In this sense, the rise of data in motion is right at the heart of digital transformation. This kind of real-time architecture has long been desirable. What was long believed to be too difficult for all but the most critical applications? However, our platform makes real-time easy. Indeed, our goal is to make processing real-time data streams as easy and ubiquitous as the infrastructure around storage and batch process.

Use cases 

He pointed to a number of customer examples to illustrate his point, beginning with financial services firm Square:

They needed a scalable, reliable, and secure data streaming solution. When a merchant receives customer's order through their website or they need to process payroll, a lot needs to happen in real time. We're helping power Square's seller business with a number of use cases that connect the point-of-sale to payment processing to reporting.

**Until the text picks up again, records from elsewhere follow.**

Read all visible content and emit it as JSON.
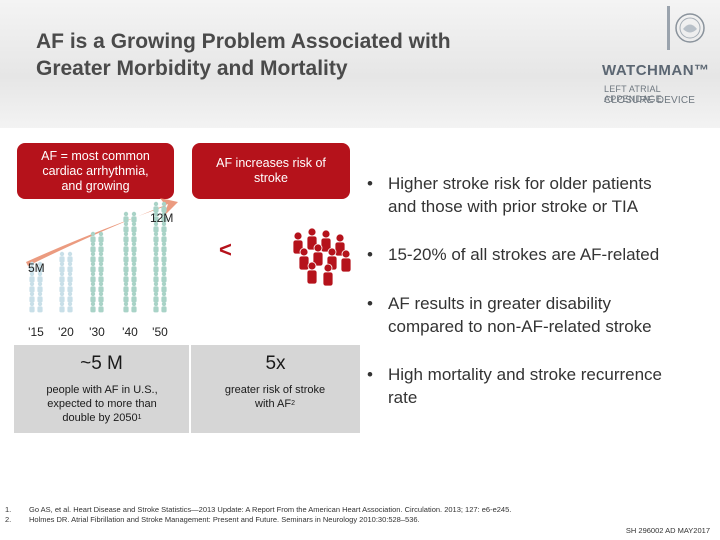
{
  "title": {
    "line1": "AF is a Growing Problem Associated with",
    "line2": "Greater Morbidity and Mortality"
  },
  "logo": {
    "name": "WATCHMAN™",
    "sub1": "LEFT ATRIAL APPENDAGE",
    "sub2": "CLOSURE DEVICE",
    "seal_icon": "seal-logo-icon"
  },
  "left_box": {
    "line1": "AF = most common",
    "line2": "cardiac arrhythmia,",
    "line3": "and growing"
  },
  "mid_box": {
    "line1": "AF increases risk of",
    "line2": "stroke"
  },
  "chart_data": {
    "type": "bar",
    "categories": [
      "'15",
      "'20",
      "'30",
      "'40",
      "'50"
    ],
    "values": [
      5,
      6,
      8,
      10,
      12
    ],
    "annotations": {
      "start": "5M",
      "end": "12M"
    },
    "unit": "M",
    "colors": {
      "arrow": "#e88a6a",
      "people_light": "#c8dfe8",
      "people_mid": "#a9d3c7"
    }
  },
  "comparison": {
    "symbol": "<",
    "people_color": "#b5121b"
  },
  "stats": {
    "left_big": "~5 M",
    "left_small_l1": "people with AF in U.S.,",
    "left_small_l2": "expected to more than",
    "left_small_l3": "double by 2050",
    "left_sup": "1",
    "right_big": "5x",
    "right_small_l1": "greater risk of stroke",
    "right_small_l2": "with AF",
    "right_sup": "2"
  },
  "bullets": [
    {
      "dot": "•",
      "l1": "Higher stroke risk for older patients",
      "l2": "and those with prior stroke or TIA"
    },
    {
      "dot": "•",
      "l1": "15-20% of all strokes are AF-related",
      "l2": ""
    },
    {
      "dot": "•",
      "l1": "AF results in greater disability",
      "l2": "compared to non-AF-related stroke"
    },
    {
      "dot": "•",
      "l1": "High mortality and stroke recurrence",
      "l2": "rate"
    }
  ],
  "references": [
    {
      "num": "1.",
      "text": "Go AS, et al. Heart Disease and Stroke Statistics—2013 Update: A Report From the American Heart Association. Circulation. 2013; 127: e6-e245."
    },
    {
      "num": "2.",
      "text": "Holmes DR. Atrial Fibrillation and Stroke Management: Present and Future. Seminars in Neurology 2010:30:528–536."
    }
  ],
  "footer_code": "SH 296002 AD MAY2017"
}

Another use case of note is iFood, a mobile food delivery leader in Brazil, he added:

[They have] recently migrated to our fully managed cloud service running on AWS. They now manage more than four million orders per month. Everything from order placement to payment processing to delivery ETAs are handled with Confluent to make sure the right food gets to the right customer as fast as possible.

Then there’s Instacart, he said:

Instacart experienced record growth at the onset of the pandemic, which required them to be able to scale elastically to meet the need. They evaluated a handful of different data and motion options and selected Confluent Cloud due to the combination of cloud-native capabilities that would let them scale elastically to support the growth of their business, the completeness of our offering, and our ability to be everywhere, spanning the environments and availability zones their product required. They have complex problems to solve in real time with inventory, customer service, and stacking. We believe our platform and the larger movement around data in motion represents a significant step-change in making data accessible across an organization.

This is only the beginning, he concluded:

There are literally hundreds of use cases and product opportunities around data in motion that we see our customers and the larger ecosystem development. And because that ecosystem is just coming into being, Confluent has an enormous opportunity to expand our position and scope into these additional capabilities...You can ask yourself the question, if there was a central nervous system, which captured the real-time flow of data in a company, what else would naturally grow in and around that stack. The possibilities are endless.

My take

An impressive quarter with, as Kreps noted, a lot of potential for further expansion in the coming months and years.